Martin Mosebach hat einen neuen Essayband herausgegeben

© Die Berliner Literaturkritik, 25.10.11

MÜNCHEN (BLK) – Im September 2011 ist im Hanser Verlag „Als das Reisen noch geholfen hat“ von Martin Mosebach erschienen. Der Essayband trägt den Untertitel „Von Büchern und Orten“.

Klappentext: Soll man lieber verreisen oder lesen? Martin Mosebach versteht von beidem etwas, und so schaffen seine Erkundungen die überraschendsten Konstellationen.
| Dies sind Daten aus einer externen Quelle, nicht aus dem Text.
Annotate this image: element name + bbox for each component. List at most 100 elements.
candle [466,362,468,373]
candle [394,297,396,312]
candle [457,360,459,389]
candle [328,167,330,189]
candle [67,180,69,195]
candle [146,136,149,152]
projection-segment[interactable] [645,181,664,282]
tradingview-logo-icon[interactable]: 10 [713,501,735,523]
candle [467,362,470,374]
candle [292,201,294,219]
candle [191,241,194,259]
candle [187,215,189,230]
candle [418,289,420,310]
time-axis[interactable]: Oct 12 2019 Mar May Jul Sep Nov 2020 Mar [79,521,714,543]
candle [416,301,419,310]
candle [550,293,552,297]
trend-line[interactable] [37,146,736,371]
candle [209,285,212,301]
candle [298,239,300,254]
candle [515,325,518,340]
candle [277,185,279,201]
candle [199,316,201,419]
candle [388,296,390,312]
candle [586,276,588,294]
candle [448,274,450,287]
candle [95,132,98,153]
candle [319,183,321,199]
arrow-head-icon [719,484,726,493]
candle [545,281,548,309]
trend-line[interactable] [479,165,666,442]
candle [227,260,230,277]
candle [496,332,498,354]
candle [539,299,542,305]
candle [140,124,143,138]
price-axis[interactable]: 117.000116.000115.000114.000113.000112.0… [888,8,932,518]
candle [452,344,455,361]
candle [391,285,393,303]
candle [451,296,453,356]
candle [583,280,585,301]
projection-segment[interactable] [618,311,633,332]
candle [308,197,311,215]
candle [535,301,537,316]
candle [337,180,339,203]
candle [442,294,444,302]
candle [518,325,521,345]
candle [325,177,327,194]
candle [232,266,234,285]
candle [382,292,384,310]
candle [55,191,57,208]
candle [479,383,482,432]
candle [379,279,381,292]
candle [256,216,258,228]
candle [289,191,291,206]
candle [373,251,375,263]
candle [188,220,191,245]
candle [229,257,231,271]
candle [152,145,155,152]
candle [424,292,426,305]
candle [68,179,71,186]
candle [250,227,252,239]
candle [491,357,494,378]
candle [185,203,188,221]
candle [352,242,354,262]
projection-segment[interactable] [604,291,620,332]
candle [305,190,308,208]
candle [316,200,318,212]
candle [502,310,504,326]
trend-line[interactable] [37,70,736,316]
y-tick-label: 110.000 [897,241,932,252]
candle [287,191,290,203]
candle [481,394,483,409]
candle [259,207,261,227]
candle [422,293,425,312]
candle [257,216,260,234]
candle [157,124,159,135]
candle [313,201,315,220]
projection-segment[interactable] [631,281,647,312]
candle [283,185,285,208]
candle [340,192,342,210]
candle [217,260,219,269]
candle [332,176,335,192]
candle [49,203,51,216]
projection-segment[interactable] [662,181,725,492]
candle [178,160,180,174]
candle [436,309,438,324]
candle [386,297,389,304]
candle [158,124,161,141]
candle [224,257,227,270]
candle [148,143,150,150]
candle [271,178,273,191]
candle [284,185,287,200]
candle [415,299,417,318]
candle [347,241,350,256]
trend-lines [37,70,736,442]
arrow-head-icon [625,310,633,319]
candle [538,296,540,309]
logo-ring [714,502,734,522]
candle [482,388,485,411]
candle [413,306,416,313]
Die Beschäftigung mit Orient und Okzident führt ihn nach Kairo und in das Kloster Shio Mghvime, lässt ihn aber auch Heimito von Doderers Kunst des Bogenschießens entdecken. Die große Geschichte in den kleinen Geschichten entdeckt er beim Romanlesen ebenso wie auf der Reise nach Havanna, Korea oder Sarajevo. Martin Mosebachs Kunst als Romancier und Essayist wurde oft gerühmt, schafft er es doch, das Vertrauteste so darzustellen, als habe man es noch nie gesehen. Dieses große Buch ist die Summe seines Reisens und Lebens.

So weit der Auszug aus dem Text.